Curated tracks are woven into action sequences so that each bang of the drum or vocal tick is synonymous with bullets being fired or cars crashing.
There is a plot reason for this. Baby has tinnitus and drowns it out with constant music. But regardless of framing you’ve never seen a shootout until you’ve seen one synched up perfectly with ‘Tequila’ by The Champs!
So that’s a massive tick for action and style. What about plot and character? These are a bit weaker. Elgort plays Baby with wonderful presence, whether it miming lyrics to radio songs, screeching around corners, or becoming infatuated with waitress Deborah. However, Baby Driver represents Wrights first solo writing credit (he co-wrote the scripts for his other movies). And whether it’s this factor or a stylistic choice, most characters other than Baby are larger than life one-note affairs.
For the men this is fine. Foxx as the swivel-eyed Bats provides some narrative driving menace. Buddy (Jon Hamm) brings a Steve McQueen style classic crime caper self-confidence. But the women do suffer. Darling is the Bonnie to Buddy’s Clyde and slots into that alone.

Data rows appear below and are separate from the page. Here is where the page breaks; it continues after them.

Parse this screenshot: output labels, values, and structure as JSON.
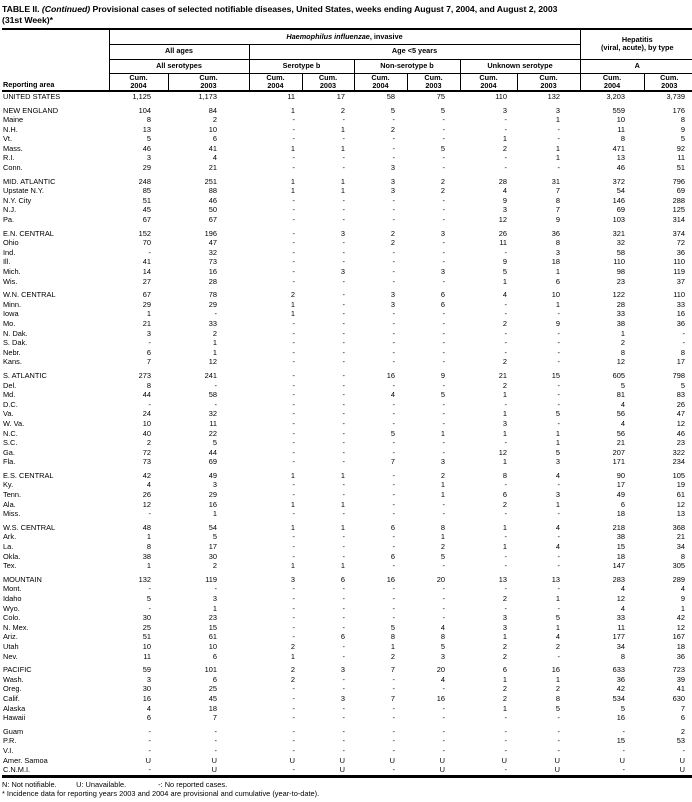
{
  "title": {
    "label": "TABLE II.",
    "continued": "(Continued)",
    "text": "Provisional cases of selected notifiable diseases, United States, weeks ending August 7, 2004, and August 2, 2003",
    "week": "(31st Week)*"
  },
  "header": {
    "reporting_area": "Reporting area",
    "hi_name": "Haemophilus influenzae",
    "hi_suffix": ", invasive",
    "hepatitis_line1": "Hepatitis",
    "hepatitis_line2": "(viral, acute), by type",
    "all_ages": "All ages",
    "age_under5": "Age <5 years",
    "all_serotypes": "All serotypes",
    "serotype_b": "Serotype b",
    "non_serotype_b": "Non-serotype b",
    "unknown_serotype": "Unknown serotype",
    "hep_a": "A",
    "cum": "Cum.",
    "y2004": "2004",
    "y2003": "2003"
  },
  "table": {
    "groups": [
      {
        "rows": [
          [
            "UNITED STATES",
            "1,125",
            "1,173",
            "11",
            "17",
            "58",
            "75",
            "110",
            "132",
            "3,203",
            "3,739"
          ]
        ]
      },
      {
        "rows": [
          [
            "NEW ENGLAND",
            "104",
            "84",
            "1",
            "2",
            "5",
            "5",
            "3",
            "3",
            "559",
            "176"
          ],
          [
            "Maine",
            "8",
            "2",
            "-",
            "-",
            "-",
            "-",
            "-",
            "1",
            "10",
            "8"
          ],
          [
            "N.H.",
            "13",
            "10",
            "-",
            "1",
            "2",
            "-",
            "-",
            "-",
            "11",
            "9"
          ],
          [
            "Vt.",
            "5",
            "6",
            "-",
            "-",
            "-",
            "-",
            "1",
            "-",
            "8",
            "5"
          ],
          [
            "Mass.",
            "46",
            "41",
            "1",
            "1",
            "-",
            "5",
            "2",
            "1",
            "471",
            "92"
          ],
          [
            "R.I.",
            "3",
            "4",
            "-",
            "-",
            "-",
            "-",
            "-",
            "1",
            "13",
            "11"
          ],
          [
            "Conn.",
            "29",
            "21",
            "-",
            "-",
            "3",
            "-",
            "-",
            "-",
            "46",
            "51"
          ]
        ]
      },
      {
        "rows": [
          [
            "MID. ATLANTIC",
            "248",
            "251",
            "1",
            "1",
            "3",
            "2",
            "28",
            "31",
            "372",
            "796"
          ],
          [
            "Upstate N.Y.",
            "85",
            "88",
            "1",
            "1",
            "3",
            "2",
            "4",
            "7",
            "54",
            "69"
          ],
          [
            "N.Y. City",
            "51",
            "46",
            "-",
            "-",
            "-",
            "-",
            "9",
            "8",
            "146",
            "288"
          ],
          [
            "N.J.",
            "45",
            "50",
            "-",
            "-",
            "-",
            "-",
            "3",
            "7",
            "69",
            "125"
          ],
          [
            "Pa.",
            "67",
            "67",
            "-",
            "-",
            "-",
            "-",
            "12",
            "9",
            "103",
            "314"
          ]
        ]
      },
      {
        "rows": [
          [
            "E.N. CENTRAL",
            "152",
            "196",
            "-",
            "3",
            "2",
            "3",
            "26",
            "36",
            "321",
            "374"
          ],
          [
            "Ohio",
            "70",
            "47",
            "-",
            "-",
            "2",
            "-",
            "11",
            "8",
            "32",
            "72"
          ],
          [
            "Ind.",
            "-",
            "32",
            "-",
            "-",
            "-",
            "-",
            "-",
            "3",
            "58",
            "36"
          ],
          [
            "Ill.",
            "41",
            "73",
            "-",
            "-",
            "-",
            "-",
            "9",
            "18",
            "110",
            "110"
          ],
          [
            "Mich.",
            "14",
            "16",
            "-",
            "3",
            "-",
            "3",
            "5",
            "1",
            "98",
            "119"
          ],
          [
            "Wis.",
            "27",
            "28",
            "-",
            "-",
            "-",
            "-",
            "1",
            "6",
            "23",
            "37"
          ]
        ]
      },
      {
        "rows": [
          [
            "W.N. CENTRAL",
            "67",
            "78",
            "2",
            "-",
            "3",
            "6",
            "4",
            "10",
            "122",
            "110"
          ],
          [
            "Minn.",
            "29",
            "29",
            "1",
            "-",
            "3",
            "6",
            "-",
            "1",
            "28",
            "33"
          ],
          [
            "Iowa",
            "1",
            "-",
            "1",
            "-",
            "-",
            "-",
            "-",
            "-",
            "33",
            "16"
          ],
          [
            "Mo.",
            "21",
            "33",
            "-",
            "-",
            "-",
            "-",
            "2",
            "9",
            "38",
            "36"
          ],
          [
            "N. Dak.",
            "3",
            "2",
            "-",
            "-",
            "-",
            "-",
            "-",
            "-",
            "1",
            "-"
          ],
          [
            "S. Dak.",
            "-",
            "1",
            "-",
            "-",
            "-",
            "-",
            "-",
            "-",
            "2",
            "-"
          ],
          [
            "Nebr.",
            "6",
            "1",
            "-",
            "-",
            "-",
            "-",
            "-",
            "-",
            "8",
            "8"
          ],
          [
            "Kans.",
            "7",
            "12",
            "-",
            "-",
            "-",
            "-",
            "2",
            "-",
            "12",
            "17"
          ]
        ]
      },
      {
        "rows": [
          [
            "S. ATLANTIC",
            "273",
            "241",
            "-",
            "-",
            "16",
            "9",
            "21",
            "15",
            "605",
            "798"
          ],
          [
            "Del.",
            "8",
            "-",
            "-",
            "-",
            "-",
            "-",
            "2",
            "-",
            "5",
            "5"
          ],
          [
            "Md.",
            "44",
            "58",
            "-",
            "-",
            "4",
            "5",
            "1",
            "-",
            "81",
            "83"
          ],
          [
            "D.C.",
            "-",
            "-",
            "-",
            "-",
            "-",
            "-",
            "-",
            "-",
            "4",
            "26"
          ],
          [
            "Va.",
            "24",
            "32",
            "-",
            "-",
            "-",
            "-",
            "1",
            "5",
            "56",
            "47"
          ],
          [
            "W. Va.",
            "10",
            "11",
            "-",
            "-",
            "-",
            "-",
            "3",
            "-",
            "4",
            "12"
          ],
          [
            "N.C.",
            "40",
            "22",
            "-",
            "-",
            "5",
            "1",
            "1",
            "1",
            "56",
            "46"
          ],
          [
            "S.C.",
            "2",
            "5",
            "-",
            "-",
            "-",
            "-",
            "-",
            "1",
            "21",
            "23"
          ],
          [
            "Ga.",
            "72",
            "44",
            "-",
            "-",
            "-",
            "-",
            "12",
            "5",
            "207",
            "322"
          ],
          [
            "Fla.",
            "73",
            "69",
            "-",
            "-",
            "7",
            "3",
            "1",
            "3",
            "171",
            "234"
          ]
        ]
      },
      {
        "rows": [
          [
            "E.S. CENTRAL",
            "42",
            "49",
            "1",
            "1",
            "-",
            "2",
            "8",
            "4",
            "90",
            "105"
          ],
          [
            "Ky.",
            "4",
            "3",
            "-",
            "-",
            "-",
            "1",
            "-",
            "-",
            "17",
            "19"
          ],
          [
            "Tenn.",
            "26",
            "29",
            "-",
            "-",
            "-",
            "1",
            "6",
            "3",
            "49",
            "61"
          ],
          [
            "Ala.",
            "12",
            "16",
            "1",
            "1",
            "-",
            "-",
            "2",
            "1",
            "6",
            "12"
          ],
          [
            "Miss.",
            "-",
            "1",
            "-",
            "-",
            "-",
            "-",
            "-",
            "-",
            "18",
            "13"
          ]
        ]
      },
      {
        "rows": [
          [
            "W.S. CENTRAL",
            "48",
            "54",
            "1",
            "1",
            "6",
            "8",
            "1",
            "4",
            "218",
            "368"
          ],
          [
            "Ark.",
            "1",
            "5",
            "-",
            "-",
            "-",
            "1",
            "-",
            "-",
            "38",
            "21"
          ],
          [
            "La.",
            "8",
            "17",
            "-",
            "-",
            "-",
            "2",
            "1",
            "4",
            "15",
            "34"
          ],
          [
            "Okla.",
            "38",
            "30",
            "-",
            "-",
            "6",
            "5",
            "-",
            "-",
            "18",
            "8"
          ],
          [
            "Tex.",
            "1",
            "2",
            "1",
            "1",
            "-",
            "-",
            "-",
            "-",
            "147",
            "305"
          ]
        ]
      },
      {
        "rows": [
          [
            "MOUNTAIN",
            "132",
            "119",
            "3",
            "6",
            "16",
            "20",
            "13",
            "13",
            "283",
            "289"
          ],
          [
            "Mont.",
            "-",
            "-",
            "-",
            "-",
            "-",
            "-",
            "-",
            "-",
            "4",
            "4"
          ],
          [
            "Idaho",
            "5",
            "3",
            "-",
            "-",
            "-",
            "-",
            "2",
            "1",
            "12",
            "9"
          ],
          [
            "Wyo.",
            "-",
            "1",
            "-",
            "-",
            "-",
            "-",
            "-",
            "-",
            "4",
            "1"
          ],
          [
            "Colo.",
            "30",
            "23",
            "-",
            "-",
            "-",
            "-",
            "3",
            "5",
            "33",
            "42"
          ],
          [
            "N. Mex.",
            "25",
            "15",
            "-",
            "-",
            "5",
            "4",
            "3",
            "1",
            "11",
            "12"
          ],
          [
            "Ariz.",
            "51",
            "61",
            "-",
            "6",
            "8",
            "8",
            "1",
            "4",
            "177",
            "167"
          ],
          [
            "Utah",
            "10",
            "10",
            "2",
            "-",
            "1",
            "5",
            "2",
            "2",
            "34",
            "18"
          ],
          [
            "Nev.",
            "11",
            "6",
            "1",
            "-",
            "2",
            "3",
            "2",
            "-",
            "8",
            "36"
          ]
        ]
      },
      {
        "rows": [
          [
            "PACIFIC",
            "59",
            "101",
            "2",
            "3",
            "7",
            "20",
            "6",
            "16",
            "633",
            "723"
          ],
          [
            "Wash.",
            "3",
            "6",
            "2",
            "-",
            "-",
            "4",
            "1",
            "1",
            "36",
            "39"
          ],
          [
            "Oreg.",
            "30",
            "25",
            "-",
            "-",
            "-",
            "-",
            "2",
            "2",
            "42",
            "41"
          ],
          [
            "Calif.",
            "16",
            "45",
            "-",
            "3",
            "7",
            "16",
            "2",
            "8",
            "534",
            "630"
          ],
          [
            "Alaska",
            "4",
            "18",
            "-",
            "-",
            "-",
            "-",
            "1",
            "5",
            "5",
            "7"
          ],
          [
            "Hawaii",
            "6",
            "7",
            "-",
            "-",
            "-",
            "-",
            "-",
            "-",
            "16",
            "6"
          ]
        ]
      },
      {
        "rows": [
          [
            "Guam",
            "-",
            "-",
            "-",
            "-",
            "-",
            "-",
            "-",
            "-",
            "-",
            "2"
          ],
          [
            "P.R.",
            "-",
            "-",
            "-",
            "-",
            "-",
            "-",
            "-",
            "-",
            "15",
            "53"
          ],
          [
            "V.I.",
            "-",
            "-",
            "-",
            "-",
            "-",
            "-",
            "-",
            "-",
            "-",
            "-"
          ],
          [
            "Amer. Samoa",
            "U",
            "U",
            "U",
            "U",
            "U",
            "U",
            "U",
            "U",
            "U",
            "U"
          ],
          [
            "C.N.M.I.",
            "-",
            "U",
            "-",
            "U",
            "-",
            "U",
            "-",
            "U",
            "-",
            "U"
          ]
        ]
      }
    ]
  },
  "footnotes": {
    "legend_n": "N: Not notifiable.",
    "legend_u": "U: Unavailable.",
    "legend_dash": "-: No reported cases.",
    "incidence": "* Incidence data for reporting years 2003 and 2004 are provisional and cumulative (year-to-date)."
  }
}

But woefully underwritten is Debora (Lily James). She exists to entrance Baby, be protected from harm, and thus drive forward the plot for the second half of the movie. Sure James gives her plenty of southern charm and the scenes between her and Baby have a 50s diner love affair feel which is very classic movie. But she has no background and no influence over her own destiny. It’s a shame that Wright couldn’t really shake off the ‘perfect pixie girl’ image for her.
That said, these are minor gripes. There are precious few directors who develop a following strong enough that people go to see a movie not necessarily because of the stars, or even the plot, but because it’s the new ‘X’ movie. Directors like Quentin Tarantino and Wes Anderson have iconic style and they get sold on this hook.
Edgar Wright is a movie maker who imbues his films with so much grin-inducing fun that I’d always want to watch them. Baby Driver is just that, fun. And cool. And so chock full of fun detail for the eyes that it has enormous rewatch value. Buckle up, crank the volume on Queen’s ‘Brighton Rock’, and let the movie burn donuts into your head.